In der "Zentralen Stelle der Landesjustizverwaltung zur Aufklärung nationalsozialistischer Verbrechen" arbeiten die Ermittler dafür, dass die Mörder endlich ihre Richter finden. "Wir sind zu 20 Prozent Juristen, zu 40 Prozent Historiker und zu 40 Prozent Ermittler", sagt Kurt Schrimm, Staatsanwalt und Leiter der Behörde. Sieben Ermittler setzen historische Puzzlestücke zusammen, die dann mit einer Schreibmaschine auf die Karteikarten übertragen werden. Elektronisch erfasst wurden die sensiblen Daten bisher noch nicht. Sollte es im Haus zu einem Unglück kommen, wäre das Wissen verschwunden.

Es geht um Gerechtigkeit in Ludwigsburg. Darum, dass in Zukunft niemand sagt, die Deutschen hätten ihre Verbrecher nicht gejagt, ihre Vergangenheit entsorgt. Die Aufgabe der Zentralen Stelle besteht in der Vorermittlung. Es werden Beweise gesammelt und ausgewertet, um anschließend die Akten den zuständigen Staatsanwaltschaften zu übergeben. Die Kompetenzen der Zentralen Stelle sind begrenzt: Sie hat keine autonomen Ermittlungsbefugnisse und keine Weisungsbefugnis. Eine Fehlentscheidung, die bei der Gründung 1958 beschlossen wurde, wie Schrimm findet. Denn durch die Weiterreichung der Unterlagen würde viel Zeit verloren gehen.

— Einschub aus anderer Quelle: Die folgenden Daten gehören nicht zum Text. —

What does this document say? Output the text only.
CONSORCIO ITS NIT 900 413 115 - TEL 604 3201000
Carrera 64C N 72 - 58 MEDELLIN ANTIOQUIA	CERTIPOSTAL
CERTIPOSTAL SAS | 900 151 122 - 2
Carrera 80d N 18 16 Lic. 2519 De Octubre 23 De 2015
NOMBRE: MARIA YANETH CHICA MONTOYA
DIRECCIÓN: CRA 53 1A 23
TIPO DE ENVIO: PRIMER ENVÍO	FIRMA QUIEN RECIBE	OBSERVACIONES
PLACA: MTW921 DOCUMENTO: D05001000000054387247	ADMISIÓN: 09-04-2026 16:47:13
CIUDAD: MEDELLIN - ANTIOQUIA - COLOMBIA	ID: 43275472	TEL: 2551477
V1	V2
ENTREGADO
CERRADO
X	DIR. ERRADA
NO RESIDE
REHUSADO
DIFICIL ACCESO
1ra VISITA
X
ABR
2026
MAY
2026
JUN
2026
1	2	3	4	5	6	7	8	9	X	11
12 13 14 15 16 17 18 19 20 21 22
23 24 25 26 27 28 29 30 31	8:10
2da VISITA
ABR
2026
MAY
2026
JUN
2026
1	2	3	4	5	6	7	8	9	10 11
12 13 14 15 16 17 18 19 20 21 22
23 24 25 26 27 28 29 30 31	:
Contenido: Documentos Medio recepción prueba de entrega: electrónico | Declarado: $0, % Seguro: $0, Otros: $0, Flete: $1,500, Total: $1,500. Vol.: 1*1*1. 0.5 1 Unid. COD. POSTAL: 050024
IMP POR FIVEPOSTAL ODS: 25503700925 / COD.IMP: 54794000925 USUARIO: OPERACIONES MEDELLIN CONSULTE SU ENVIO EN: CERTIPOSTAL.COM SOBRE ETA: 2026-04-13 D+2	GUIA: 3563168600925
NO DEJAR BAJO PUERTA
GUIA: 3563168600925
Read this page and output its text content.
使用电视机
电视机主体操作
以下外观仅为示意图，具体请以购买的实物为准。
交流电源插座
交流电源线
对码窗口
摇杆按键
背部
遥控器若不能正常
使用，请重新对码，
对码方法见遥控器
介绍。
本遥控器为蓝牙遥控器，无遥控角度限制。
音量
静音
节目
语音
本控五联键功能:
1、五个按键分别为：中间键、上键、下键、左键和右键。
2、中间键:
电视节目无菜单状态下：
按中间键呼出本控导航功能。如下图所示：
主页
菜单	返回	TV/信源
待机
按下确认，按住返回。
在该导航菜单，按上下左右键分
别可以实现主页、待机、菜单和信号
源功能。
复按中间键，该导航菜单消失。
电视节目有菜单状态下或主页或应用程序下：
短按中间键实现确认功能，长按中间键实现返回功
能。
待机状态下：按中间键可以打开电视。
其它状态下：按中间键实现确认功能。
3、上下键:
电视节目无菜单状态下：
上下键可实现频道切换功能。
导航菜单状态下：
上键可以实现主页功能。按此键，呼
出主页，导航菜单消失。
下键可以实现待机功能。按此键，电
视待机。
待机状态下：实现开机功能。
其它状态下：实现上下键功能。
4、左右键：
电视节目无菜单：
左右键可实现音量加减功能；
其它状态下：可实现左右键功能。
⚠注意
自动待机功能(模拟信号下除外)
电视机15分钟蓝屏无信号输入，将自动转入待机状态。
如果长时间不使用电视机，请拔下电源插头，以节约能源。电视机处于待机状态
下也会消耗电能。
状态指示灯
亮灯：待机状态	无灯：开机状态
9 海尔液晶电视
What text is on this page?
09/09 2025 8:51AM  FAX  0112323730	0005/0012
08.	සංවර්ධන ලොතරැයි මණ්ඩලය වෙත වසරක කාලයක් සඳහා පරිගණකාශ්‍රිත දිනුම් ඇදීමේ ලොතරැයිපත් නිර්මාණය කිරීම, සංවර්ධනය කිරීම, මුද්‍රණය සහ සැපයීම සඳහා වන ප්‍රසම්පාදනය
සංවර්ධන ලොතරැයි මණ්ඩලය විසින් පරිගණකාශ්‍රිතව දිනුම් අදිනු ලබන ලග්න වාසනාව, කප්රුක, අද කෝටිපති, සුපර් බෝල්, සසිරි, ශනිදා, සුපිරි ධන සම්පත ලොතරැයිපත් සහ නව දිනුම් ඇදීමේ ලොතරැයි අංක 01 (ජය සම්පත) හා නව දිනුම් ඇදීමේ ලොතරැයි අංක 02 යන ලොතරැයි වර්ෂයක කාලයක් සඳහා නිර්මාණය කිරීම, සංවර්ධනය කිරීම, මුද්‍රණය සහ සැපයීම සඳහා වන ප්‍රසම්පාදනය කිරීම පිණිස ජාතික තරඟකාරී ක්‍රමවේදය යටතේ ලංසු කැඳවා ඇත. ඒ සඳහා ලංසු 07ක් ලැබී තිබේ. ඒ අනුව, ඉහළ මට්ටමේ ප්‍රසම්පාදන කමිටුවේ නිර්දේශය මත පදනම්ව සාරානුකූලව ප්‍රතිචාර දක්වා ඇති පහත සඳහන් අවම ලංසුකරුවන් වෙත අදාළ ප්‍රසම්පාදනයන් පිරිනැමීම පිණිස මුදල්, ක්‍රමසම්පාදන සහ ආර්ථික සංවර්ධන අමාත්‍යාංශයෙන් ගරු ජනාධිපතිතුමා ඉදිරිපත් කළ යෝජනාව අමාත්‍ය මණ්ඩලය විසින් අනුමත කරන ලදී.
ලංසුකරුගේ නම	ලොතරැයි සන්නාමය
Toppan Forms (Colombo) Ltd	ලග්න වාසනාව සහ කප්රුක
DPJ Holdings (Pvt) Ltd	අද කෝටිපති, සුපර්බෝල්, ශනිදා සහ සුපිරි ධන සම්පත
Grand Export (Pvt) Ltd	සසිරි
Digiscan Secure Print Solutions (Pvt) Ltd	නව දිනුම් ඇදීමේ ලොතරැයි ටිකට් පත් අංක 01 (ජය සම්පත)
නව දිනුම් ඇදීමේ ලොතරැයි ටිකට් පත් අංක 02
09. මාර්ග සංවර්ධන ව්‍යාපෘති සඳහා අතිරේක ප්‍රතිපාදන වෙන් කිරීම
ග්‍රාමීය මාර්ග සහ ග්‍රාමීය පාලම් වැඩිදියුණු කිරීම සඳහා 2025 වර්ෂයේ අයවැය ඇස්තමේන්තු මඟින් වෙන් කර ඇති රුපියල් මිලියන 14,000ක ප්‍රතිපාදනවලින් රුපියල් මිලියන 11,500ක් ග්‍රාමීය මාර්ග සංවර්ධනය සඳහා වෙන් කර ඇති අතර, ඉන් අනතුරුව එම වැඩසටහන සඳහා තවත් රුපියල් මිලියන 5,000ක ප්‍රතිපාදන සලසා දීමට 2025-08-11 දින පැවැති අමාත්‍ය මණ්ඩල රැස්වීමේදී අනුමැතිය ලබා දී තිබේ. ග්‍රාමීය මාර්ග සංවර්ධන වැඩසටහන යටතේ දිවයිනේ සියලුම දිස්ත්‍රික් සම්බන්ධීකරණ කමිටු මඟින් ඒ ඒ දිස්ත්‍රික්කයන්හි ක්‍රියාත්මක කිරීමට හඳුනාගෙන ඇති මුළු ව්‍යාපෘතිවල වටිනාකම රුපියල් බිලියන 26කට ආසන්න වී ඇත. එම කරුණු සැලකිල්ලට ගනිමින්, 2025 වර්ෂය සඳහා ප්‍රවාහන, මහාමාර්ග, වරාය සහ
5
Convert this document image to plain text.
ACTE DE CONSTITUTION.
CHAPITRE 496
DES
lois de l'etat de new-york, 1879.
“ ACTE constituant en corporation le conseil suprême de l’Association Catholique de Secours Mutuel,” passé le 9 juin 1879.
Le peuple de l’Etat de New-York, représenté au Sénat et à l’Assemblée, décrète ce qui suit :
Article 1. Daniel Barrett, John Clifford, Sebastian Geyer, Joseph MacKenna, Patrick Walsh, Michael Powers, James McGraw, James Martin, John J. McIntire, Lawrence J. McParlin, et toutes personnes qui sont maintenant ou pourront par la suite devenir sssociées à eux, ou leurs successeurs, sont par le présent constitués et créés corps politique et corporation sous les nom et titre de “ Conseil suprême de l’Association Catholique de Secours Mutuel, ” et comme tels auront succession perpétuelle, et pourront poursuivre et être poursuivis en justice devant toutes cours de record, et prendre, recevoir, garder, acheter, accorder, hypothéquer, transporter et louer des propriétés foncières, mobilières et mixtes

Die Boulevard-Presse nennt die Ermittler auch "Nazijäger". Eine Bezeichnung, die Schrimm komplett ablehnt. "Jagen ist eine Sportart. Wir suchen nach Mördern." Aber ist es nicht zumindest ein Kampf, den sie führen? Für die Sühne, so weit dies überhaupt noch möglich ist? "Na ja", wiegelt Schrimm ab. Seine Behörde zeige den Überlebenden, dass es der Bundesrepublik nicht egal sei, was früher passiert sei.

7.402 Vorermittlungsverfahren wurden seit Gründung der Zentralen Stelle 1958 eingeleitet.

17.856 Verfahren wegen nationalsozialistischer Verbrechen waren und sind seit 1958 bei Staatsanwaltschaften und Gerichten in der Bundesrepublik Deutschland anhängig geworden. Soweit diese nicht durch die Zentrale Stelle eingeleitet wurden, hingen sie doch zumeist mittelbar mit deren Tätigkeit zusammen.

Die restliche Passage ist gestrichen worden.